McDermott worked with Dr. Ivona Aksentijevich in the Kastner laboratory to screen the TNFR1 gene for sequence differences between patient and normal groups. On Thanksgiving Day 1998, they found the first unmistakable changes in the DNA sequence. Ultimately, the consortium found six disease-associated mutations. Because these mutations were found in families of several different ethnic backgrounds, the authors have proposed the more neutral acronym TRAPS (TNF receptor-associated periodic syndrome) to include all of the families.

Drs. Jérôme Galon and John O'Shea, colleagues of Kastner's, have studied how these mutations cause disease. In a Louisiana family with TRAPS who were patients at NIAMS, these researchers found that the TNFR1 mutation prevented normal shedding of receptor after cellular activation. This could result in prolonged signaling by TNF at the cell surface, and diminished soluble TNFR1 in the blood to absorb TNF and block signaling.

Based on this analysis, Kastner and his colleagues believe that a synthetic form of TNF receptor might help to suppress the inflammation these patients experience.

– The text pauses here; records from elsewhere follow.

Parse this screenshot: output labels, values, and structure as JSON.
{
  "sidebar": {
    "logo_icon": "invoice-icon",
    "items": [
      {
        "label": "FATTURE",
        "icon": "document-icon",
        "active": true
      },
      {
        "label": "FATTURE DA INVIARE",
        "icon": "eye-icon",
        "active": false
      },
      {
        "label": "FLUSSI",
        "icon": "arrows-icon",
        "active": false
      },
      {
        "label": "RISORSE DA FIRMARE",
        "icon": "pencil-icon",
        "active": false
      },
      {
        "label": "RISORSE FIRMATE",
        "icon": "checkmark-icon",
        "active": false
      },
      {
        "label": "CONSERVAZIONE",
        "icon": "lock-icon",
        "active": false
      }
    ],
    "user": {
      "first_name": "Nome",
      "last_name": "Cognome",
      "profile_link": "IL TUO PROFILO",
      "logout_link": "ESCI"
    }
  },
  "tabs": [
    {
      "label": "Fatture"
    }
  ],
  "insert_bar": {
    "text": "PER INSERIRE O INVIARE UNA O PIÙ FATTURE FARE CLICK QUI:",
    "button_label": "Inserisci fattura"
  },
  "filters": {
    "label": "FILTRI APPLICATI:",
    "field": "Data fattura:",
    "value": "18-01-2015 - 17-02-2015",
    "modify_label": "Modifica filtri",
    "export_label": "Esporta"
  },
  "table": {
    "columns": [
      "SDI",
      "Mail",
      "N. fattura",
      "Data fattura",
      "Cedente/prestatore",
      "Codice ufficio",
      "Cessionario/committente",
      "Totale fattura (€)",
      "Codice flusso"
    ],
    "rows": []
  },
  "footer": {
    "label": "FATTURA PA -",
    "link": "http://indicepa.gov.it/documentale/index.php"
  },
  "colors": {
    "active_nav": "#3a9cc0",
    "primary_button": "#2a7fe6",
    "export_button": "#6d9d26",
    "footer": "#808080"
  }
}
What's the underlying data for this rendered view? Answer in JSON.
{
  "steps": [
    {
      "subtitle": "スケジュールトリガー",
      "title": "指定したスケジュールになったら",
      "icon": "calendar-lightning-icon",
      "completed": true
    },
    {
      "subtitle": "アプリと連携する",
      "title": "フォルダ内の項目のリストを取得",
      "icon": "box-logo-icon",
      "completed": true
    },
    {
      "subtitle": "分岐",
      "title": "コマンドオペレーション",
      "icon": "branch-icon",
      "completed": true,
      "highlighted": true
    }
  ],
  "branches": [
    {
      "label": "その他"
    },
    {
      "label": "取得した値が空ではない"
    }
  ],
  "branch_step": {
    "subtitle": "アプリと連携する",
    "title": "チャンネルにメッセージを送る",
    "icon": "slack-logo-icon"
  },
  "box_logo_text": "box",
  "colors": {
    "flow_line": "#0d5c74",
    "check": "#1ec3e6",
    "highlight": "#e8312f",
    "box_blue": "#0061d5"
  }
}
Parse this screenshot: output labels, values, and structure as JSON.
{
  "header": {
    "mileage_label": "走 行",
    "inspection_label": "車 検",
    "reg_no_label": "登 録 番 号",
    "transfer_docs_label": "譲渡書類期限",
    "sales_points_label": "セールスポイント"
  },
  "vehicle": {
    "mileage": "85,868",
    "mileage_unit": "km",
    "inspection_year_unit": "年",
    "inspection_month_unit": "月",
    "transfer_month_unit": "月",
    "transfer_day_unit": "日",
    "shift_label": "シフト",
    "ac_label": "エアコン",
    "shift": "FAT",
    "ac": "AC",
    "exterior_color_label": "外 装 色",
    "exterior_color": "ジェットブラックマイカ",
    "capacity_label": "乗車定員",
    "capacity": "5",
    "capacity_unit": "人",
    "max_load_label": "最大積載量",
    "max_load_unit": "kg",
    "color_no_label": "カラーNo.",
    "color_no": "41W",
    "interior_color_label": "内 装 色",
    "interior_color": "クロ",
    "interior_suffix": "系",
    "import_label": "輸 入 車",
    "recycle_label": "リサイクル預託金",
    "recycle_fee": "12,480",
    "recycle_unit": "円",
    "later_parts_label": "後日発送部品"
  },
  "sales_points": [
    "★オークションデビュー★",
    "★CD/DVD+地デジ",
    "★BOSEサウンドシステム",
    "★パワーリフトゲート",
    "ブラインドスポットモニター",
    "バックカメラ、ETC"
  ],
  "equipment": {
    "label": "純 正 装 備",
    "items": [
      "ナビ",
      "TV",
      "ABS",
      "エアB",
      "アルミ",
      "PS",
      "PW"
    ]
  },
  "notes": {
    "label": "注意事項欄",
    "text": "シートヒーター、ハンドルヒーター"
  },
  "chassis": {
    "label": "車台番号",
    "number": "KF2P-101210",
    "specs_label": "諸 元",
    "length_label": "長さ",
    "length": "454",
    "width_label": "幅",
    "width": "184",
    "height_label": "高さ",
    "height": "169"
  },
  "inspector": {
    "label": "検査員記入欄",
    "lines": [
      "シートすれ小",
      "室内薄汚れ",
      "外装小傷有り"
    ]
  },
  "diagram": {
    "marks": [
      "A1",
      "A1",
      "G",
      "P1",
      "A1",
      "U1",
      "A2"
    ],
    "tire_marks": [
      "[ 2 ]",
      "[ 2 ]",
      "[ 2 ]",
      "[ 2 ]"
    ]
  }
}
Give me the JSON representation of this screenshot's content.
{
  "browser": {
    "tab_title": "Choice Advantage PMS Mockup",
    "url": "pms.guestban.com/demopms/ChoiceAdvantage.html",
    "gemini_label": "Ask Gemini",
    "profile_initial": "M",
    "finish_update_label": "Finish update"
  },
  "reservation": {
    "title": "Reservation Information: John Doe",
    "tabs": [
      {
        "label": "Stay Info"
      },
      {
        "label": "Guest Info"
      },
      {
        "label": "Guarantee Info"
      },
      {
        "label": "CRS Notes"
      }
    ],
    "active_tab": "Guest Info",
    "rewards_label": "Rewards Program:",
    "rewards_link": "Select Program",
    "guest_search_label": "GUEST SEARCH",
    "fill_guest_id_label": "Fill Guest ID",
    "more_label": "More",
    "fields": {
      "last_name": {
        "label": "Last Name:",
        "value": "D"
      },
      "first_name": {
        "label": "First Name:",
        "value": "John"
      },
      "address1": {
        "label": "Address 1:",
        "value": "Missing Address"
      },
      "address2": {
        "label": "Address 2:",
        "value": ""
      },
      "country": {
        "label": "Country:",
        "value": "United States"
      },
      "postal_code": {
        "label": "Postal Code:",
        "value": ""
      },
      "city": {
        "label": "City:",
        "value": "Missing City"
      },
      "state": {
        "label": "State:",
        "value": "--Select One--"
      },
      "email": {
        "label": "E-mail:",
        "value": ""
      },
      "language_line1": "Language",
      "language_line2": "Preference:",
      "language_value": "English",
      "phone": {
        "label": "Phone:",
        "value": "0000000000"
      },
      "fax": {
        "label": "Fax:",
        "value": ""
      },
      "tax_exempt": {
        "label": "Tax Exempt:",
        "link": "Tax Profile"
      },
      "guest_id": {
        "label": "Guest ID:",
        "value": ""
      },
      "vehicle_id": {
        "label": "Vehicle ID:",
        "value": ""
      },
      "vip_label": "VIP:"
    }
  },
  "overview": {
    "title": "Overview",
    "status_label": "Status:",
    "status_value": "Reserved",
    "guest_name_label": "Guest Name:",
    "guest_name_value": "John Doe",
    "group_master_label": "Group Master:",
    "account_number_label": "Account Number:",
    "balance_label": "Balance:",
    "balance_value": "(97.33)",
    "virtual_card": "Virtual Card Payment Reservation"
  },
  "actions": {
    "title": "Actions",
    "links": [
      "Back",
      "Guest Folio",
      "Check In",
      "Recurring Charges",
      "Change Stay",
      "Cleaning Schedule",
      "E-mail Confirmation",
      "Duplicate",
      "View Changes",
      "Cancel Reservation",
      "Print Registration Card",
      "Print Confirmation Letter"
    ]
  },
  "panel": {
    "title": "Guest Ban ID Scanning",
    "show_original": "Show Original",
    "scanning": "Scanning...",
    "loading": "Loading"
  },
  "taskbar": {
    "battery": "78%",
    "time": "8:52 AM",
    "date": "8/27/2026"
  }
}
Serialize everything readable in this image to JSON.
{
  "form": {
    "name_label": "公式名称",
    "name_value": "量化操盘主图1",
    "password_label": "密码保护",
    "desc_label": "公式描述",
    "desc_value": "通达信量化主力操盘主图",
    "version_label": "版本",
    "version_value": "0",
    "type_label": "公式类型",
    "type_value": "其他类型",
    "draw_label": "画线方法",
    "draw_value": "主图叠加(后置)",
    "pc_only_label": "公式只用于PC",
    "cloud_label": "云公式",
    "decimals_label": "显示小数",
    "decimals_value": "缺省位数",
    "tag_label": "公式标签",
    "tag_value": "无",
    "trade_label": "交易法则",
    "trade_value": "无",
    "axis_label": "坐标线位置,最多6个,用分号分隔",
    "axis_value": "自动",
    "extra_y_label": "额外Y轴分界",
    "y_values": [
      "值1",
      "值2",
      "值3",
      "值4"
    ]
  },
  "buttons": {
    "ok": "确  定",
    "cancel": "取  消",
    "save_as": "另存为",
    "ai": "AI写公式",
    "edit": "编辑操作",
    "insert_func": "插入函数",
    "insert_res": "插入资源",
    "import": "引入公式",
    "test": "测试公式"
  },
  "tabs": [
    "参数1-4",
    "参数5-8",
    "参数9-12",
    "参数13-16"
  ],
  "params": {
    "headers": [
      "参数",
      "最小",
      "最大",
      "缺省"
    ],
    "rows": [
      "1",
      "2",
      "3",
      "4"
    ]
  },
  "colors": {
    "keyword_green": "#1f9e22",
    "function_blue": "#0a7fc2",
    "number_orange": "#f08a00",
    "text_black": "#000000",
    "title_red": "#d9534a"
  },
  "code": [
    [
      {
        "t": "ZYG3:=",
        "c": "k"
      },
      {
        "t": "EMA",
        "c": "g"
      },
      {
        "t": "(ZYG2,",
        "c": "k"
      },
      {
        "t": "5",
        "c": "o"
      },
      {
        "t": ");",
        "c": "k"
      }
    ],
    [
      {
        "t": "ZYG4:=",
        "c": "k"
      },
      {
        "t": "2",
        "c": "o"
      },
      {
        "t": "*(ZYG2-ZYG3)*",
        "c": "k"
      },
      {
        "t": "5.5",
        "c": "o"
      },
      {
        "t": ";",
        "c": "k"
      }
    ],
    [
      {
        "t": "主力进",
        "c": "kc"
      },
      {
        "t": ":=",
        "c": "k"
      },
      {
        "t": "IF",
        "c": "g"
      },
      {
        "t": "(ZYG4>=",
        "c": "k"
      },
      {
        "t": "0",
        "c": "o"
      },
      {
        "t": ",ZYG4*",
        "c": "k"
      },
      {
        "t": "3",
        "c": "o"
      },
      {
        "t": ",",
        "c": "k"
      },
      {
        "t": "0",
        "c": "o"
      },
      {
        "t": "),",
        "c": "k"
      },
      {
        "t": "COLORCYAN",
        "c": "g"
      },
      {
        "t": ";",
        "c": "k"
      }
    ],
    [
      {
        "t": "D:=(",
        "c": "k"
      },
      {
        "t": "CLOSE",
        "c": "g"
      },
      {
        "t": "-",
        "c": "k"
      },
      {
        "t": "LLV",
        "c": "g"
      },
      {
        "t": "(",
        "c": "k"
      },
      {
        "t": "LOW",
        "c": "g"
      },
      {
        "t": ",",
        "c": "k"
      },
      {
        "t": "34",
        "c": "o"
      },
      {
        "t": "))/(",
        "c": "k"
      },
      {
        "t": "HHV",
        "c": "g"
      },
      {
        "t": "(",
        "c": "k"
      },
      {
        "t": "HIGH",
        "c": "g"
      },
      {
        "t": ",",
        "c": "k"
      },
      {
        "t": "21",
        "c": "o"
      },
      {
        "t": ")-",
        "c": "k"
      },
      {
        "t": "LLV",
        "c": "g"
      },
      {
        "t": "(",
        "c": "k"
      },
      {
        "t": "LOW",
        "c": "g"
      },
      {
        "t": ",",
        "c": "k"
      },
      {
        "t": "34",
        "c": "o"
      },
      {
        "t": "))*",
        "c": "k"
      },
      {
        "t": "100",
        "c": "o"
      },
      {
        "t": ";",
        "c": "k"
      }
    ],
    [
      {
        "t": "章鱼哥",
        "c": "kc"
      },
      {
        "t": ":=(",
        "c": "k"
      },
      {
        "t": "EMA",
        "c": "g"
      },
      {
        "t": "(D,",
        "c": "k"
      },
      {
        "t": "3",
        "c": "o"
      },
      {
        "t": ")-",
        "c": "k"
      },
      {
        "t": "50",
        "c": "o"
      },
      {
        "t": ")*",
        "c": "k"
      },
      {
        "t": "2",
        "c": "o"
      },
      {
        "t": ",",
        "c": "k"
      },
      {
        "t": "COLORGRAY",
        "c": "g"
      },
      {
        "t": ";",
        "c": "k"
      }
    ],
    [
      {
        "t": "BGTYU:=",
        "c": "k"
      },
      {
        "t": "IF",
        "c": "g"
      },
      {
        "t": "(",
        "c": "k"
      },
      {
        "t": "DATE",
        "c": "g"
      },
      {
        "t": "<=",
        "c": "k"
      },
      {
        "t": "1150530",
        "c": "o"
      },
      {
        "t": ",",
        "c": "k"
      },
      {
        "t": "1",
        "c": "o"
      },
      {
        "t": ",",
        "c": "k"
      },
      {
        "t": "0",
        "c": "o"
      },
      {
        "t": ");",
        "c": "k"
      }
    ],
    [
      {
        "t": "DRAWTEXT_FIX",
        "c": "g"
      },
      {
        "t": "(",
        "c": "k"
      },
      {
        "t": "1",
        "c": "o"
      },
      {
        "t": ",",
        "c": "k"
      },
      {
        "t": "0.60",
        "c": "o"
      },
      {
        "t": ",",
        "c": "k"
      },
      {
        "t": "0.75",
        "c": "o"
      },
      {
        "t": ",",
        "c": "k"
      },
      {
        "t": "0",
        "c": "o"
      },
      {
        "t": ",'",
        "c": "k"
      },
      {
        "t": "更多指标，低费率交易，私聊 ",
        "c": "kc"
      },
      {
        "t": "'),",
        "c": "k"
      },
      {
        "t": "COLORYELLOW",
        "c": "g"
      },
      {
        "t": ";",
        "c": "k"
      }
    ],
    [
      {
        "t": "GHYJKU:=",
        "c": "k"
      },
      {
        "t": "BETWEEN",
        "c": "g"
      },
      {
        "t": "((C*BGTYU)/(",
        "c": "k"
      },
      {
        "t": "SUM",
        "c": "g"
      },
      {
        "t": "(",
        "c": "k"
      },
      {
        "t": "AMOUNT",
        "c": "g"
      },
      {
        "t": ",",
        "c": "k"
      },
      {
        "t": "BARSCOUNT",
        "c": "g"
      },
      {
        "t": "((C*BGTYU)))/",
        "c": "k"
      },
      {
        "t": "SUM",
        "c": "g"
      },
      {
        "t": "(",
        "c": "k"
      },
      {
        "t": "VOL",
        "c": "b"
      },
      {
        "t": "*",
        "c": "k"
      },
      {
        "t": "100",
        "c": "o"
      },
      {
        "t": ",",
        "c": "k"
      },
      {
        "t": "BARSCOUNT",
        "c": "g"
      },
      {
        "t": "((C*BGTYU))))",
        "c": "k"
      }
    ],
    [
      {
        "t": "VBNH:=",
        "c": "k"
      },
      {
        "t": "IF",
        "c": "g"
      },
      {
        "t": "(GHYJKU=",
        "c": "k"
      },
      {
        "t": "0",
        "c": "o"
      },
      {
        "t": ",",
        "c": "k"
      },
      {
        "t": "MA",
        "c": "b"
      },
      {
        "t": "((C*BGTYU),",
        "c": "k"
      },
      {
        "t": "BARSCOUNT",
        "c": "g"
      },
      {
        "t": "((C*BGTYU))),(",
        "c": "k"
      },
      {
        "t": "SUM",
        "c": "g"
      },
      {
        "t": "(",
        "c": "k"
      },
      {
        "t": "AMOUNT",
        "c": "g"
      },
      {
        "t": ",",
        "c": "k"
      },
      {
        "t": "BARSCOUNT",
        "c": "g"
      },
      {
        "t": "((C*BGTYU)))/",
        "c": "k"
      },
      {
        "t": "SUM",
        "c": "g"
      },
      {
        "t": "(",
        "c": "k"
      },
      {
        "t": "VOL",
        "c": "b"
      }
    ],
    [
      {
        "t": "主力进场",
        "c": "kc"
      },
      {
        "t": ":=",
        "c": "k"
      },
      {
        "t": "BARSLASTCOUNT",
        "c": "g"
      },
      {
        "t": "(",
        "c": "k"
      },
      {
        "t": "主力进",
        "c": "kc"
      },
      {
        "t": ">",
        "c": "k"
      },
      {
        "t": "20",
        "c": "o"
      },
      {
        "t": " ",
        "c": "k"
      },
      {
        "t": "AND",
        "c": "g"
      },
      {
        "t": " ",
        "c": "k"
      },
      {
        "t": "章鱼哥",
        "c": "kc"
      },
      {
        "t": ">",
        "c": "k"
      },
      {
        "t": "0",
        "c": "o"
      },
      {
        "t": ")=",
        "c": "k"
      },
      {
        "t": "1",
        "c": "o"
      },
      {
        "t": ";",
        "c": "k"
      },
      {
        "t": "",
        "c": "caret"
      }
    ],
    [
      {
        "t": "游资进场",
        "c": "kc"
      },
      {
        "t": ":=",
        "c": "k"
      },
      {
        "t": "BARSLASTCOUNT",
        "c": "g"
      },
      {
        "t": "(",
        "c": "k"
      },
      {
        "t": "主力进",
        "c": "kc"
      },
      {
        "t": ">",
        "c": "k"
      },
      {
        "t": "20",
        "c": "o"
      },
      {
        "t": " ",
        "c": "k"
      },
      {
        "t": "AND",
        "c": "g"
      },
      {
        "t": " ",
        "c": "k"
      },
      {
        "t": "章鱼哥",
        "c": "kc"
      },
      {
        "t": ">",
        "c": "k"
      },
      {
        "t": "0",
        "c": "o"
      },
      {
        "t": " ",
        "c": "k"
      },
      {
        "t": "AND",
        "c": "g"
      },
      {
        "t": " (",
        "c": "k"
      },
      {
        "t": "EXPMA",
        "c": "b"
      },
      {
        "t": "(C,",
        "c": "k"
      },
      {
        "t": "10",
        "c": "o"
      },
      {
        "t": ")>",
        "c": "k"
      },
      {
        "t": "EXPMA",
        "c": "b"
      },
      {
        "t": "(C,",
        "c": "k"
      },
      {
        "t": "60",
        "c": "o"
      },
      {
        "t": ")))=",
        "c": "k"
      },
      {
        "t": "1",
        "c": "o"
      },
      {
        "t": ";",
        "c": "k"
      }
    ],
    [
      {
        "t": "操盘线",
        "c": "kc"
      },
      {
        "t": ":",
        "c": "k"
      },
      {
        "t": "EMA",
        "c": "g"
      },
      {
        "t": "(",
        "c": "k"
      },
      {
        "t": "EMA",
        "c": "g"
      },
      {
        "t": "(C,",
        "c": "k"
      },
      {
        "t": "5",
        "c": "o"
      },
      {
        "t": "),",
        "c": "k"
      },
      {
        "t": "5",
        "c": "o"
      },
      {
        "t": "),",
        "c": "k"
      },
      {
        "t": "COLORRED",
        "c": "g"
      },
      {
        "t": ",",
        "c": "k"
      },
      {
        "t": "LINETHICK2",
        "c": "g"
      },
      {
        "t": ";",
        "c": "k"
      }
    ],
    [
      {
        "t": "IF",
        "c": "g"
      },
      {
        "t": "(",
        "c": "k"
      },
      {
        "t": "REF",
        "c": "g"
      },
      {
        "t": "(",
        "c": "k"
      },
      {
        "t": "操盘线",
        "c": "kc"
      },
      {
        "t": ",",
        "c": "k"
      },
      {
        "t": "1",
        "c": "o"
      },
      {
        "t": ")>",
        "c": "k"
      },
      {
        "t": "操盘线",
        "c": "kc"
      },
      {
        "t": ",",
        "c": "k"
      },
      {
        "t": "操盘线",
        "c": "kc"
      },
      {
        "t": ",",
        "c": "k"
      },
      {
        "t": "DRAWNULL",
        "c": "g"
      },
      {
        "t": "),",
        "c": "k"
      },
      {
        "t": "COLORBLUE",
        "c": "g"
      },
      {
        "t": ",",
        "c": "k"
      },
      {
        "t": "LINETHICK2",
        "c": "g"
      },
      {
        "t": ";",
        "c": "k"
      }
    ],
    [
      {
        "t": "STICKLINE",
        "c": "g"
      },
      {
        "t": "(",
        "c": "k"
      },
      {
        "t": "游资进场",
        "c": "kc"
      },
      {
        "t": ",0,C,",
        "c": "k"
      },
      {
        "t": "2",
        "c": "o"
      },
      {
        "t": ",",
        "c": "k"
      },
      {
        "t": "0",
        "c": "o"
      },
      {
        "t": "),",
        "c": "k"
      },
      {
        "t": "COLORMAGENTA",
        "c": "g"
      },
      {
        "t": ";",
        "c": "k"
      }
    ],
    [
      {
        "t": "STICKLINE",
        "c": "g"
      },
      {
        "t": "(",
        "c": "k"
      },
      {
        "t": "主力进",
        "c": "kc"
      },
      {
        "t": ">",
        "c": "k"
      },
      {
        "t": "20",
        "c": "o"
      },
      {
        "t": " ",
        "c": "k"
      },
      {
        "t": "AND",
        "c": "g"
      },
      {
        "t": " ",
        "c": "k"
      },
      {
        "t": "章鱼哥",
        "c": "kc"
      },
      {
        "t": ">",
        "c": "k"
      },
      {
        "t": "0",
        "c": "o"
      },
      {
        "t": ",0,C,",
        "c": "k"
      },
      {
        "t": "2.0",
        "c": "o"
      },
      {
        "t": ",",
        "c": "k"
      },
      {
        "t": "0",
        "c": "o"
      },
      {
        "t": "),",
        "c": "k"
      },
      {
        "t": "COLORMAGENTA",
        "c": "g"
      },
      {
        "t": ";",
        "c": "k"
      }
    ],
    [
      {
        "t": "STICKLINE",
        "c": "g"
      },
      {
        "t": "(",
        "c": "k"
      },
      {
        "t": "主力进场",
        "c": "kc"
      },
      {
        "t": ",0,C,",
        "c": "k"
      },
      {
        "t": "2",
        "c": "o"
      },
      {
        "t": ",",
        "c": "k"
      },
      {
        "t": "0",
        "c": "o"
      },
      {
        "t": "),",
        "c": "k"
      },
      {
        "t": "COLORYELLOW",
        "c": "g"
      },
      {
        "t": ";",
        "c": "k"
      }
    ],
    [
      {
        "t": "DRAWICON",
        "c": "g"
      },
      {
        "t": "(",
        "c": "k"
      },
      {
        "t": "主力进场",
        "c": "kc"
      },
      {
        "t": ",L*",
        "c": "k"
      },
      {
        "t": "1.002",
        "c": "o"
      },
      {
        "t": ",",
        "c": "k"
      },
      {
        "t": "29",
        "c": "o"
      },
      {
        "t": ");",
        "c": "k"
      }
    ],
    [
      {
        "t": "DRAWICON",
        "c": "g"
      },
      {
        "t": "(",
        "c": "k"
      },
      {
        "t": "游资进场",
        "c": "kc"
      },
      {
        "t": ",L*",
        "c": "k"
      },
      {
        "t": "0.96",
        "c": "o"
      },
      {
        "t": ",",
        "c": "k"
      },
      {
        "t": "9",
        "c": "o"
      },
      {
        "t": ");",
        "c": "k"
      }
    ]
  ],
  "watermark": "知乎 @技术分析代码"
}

Fortuitously, a drug recently approved for the treatment of rheumatoid arthritis is in fact the shed form of a related TNF receptor. Researchers will now determine the potential usefulness of this drug in the treatment of TRAPS. Currently, many patients are treated with high doses of steroids, which can have serious side-effects and are not completely effective.

The photo on the cover of the journal shows massive deposits of amyloid in kidney of a patient who died of TRAPS. Kastner hopes that the discovery of TNFR1 mutations will help this patient's sister, niece and 8 year-old daughter to avoid a similar fate. "It is absolutely incredible to live in a time when we have the tools to find the exact molecular cause of a baffling disease, and then to be able to do something about it," observes Kastner. "It's such a privilege to have this opportunity."